“Renovado”, Barrichello comemora 3ª posição

Campeão da Stock Car de 2014 também comparou os momentos vividos recentemente com acidente na F1 no início de carreira

No começo do ano, Rubens Barrichello enfrentou um problema de saúde e ficou internado durante dez dias em um hospital de Orlando (EUA), onde reside. Já liberado, ele passou por uma avaliação médica e foi liberado para voltar a correr.
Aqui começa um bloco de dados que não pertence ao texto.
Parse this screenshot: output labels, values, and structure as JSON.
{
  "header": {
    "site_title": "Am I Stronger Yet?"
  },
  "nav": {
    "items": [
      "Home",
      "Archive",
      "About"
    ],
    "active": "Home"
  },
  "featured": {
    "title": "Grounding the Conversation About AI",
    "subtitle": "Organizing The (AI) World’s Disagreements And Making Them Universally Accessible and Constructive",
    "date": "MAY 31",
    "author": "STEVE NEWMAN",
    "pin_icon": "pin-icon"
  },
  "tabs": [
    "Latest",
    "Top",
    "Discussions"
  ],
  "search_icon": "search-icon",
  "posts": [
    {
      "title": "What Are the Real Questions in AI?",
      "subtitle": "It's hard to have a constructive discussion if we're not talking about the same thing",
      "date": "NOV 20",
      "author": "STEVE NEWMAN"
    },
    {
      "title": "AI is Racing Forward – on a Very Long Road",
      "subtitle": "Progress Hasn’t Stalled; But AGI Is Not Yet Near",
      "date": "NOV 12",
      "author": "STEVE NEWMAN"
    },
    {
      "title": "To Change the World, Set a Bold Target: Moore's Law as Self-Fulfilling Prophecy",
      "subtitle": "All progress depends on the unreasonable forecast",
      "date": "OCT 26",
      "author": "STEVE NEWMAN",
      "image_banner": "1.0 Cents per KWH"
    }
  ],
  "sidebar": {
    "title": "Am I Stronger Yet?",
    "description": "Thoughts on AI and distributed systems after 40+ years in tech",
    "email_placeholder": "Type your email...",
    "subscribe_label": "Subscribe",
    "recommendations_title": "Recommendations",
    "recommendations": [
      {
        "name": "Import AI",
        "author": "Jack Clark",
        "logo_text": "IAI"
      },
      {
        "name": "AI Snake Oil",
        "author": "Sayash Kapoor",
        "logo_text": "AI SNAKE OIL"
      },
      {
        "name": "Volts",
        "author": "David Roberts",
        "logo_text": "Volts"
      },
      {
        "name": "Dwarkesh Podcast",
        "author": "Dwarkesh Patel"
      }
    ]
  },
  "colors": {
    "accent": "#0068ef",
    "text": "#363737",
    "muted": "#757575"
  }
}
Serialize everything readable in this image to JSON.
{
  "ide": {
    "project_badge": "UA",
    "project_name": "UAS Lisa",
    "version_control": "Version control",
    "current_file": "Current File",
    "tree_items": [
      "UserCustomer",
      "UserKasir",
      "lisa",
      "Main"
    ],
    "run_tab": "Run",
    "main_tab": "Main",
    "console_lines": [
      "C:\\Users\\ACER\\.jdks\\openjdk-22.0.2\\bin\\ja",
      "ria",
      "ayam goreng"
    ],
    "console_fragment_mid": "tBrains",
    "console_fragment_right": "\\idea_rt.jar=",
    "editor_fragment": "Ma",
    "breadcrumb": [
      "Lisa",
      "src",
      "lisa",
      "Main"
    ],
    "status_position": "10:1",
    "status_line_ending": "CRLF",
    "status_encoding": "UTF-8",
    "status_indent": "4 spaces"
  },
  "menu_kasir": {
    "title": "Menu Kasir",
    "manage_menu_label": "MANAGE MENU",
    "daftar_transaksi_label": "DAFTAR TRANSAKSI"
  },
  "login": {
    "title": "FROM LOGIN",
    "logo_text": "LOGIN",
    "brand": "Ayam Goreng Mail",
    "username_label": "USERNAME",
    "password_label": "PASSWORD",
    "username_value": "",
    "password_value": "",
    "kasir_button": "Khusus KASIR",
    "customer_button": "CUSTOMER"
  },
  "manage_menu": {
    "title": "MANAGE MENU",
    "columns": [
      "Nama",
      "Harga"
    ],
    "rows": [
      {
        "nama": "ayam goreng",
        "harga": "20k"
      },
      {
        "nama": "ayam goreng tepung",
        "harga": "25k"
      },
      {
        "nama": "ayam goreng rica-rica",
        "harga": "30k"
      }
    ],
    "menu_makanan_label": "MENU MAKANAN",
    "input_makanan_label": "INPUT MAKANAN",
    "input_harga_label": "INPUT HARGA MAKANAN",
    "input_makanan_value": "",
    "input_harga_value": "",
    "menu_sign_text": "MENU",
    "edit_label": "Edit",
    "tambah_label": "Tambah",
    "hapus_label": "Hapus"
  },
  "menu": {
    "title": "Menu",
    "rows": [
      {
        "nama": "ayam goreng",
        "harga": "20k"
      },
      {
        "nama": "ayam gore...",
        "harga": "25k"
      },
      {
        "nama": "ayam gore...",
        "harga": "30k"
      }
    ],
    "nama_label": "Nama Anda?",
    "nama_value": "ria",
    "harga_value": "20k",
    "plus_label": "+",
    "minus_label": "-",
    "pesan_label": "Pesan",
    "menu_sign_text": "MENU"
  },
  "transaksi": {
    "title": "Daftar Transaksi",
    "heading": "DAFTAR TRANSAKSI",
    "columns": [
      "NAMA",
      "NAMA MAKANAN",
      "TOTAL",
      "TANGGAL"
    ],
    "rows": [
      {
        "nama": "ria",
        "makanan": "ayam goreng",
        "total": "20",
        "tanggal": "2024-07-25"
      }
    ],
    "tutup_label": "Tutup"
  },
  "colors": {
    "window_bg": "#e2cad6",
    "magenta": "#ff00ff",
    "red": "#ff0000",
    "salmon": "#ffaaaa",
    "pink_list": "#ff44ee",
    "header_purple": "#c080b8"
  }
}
Nesta sexta-feira (09), em Interlagos, com a ajuda do piloto português Filipe Albuquerque, Barrichello conquistou a terceira posição do grid de largada da Corrida de Duplas, que neste sábado abre a temporada 2018 da Stock Car.

Após a sessão, o recordista de provas da F1 comentou o desempenho no quali.

“Acho que o terceiro lugar é bem bom”, disse Barrichello. “Temos um bom carro para amanhã, estou muito feliz e renovado. Depois de quase 40 anos de competição, se sentir renovado é algo que a gente não sente toda hora”, comemorou.

“É como começar a vida de novo. Por todo receio de tudo aquilo que aconteceu, é como começar a vida de novo, então, estar aqui em Interlagos hoje, onde eu passei tanto tempo na Fórmula 1 é de gratidão total”.

Barrichello também falou sobre Filipe Albuquerque, seu companheiro nesta etapa, e que também garantiu o terceiro posto no grid, já que a responsabilidade de guiar o carro no Q3 ea dos convidados.

“Ele é muito esperto. Quando o Maurício Ferreira [dono da equipe] falou do Filipe, eu logo falei: ‘Pode pegar’. Eu o conheci quando andei na IMSA, nos Estados Unidos, e ele é um cara muito forte e muito simples.” 

“Ele tem tudo o que eu valorizo na vida, a humildade, a coragem, a determinação. Esse menino veio trazer um brilho para a equipe e desempenhou um grande papel. O terceiro lugar está de bom tamanho”.

Indo mais à frente, Barrichello projetou a prova deste sábado.

“Eu acho que não dá para traçar uma estratégia ideal para amanhã. A gente tem que acordar, ver o tipo de pista que a gente vai ter e depois brincar com as situações, se vamos ter safety car ou não, se o consumo de pneu está alto ou não. Então, não dá para decidir em qual volta parar. Durante a prova decidiremos.”

Renascimento

Barrichello fez questão de lembrar outro episódio em que considera um renascimento, mas desta vez ocorrido no inicio da carreira na F1.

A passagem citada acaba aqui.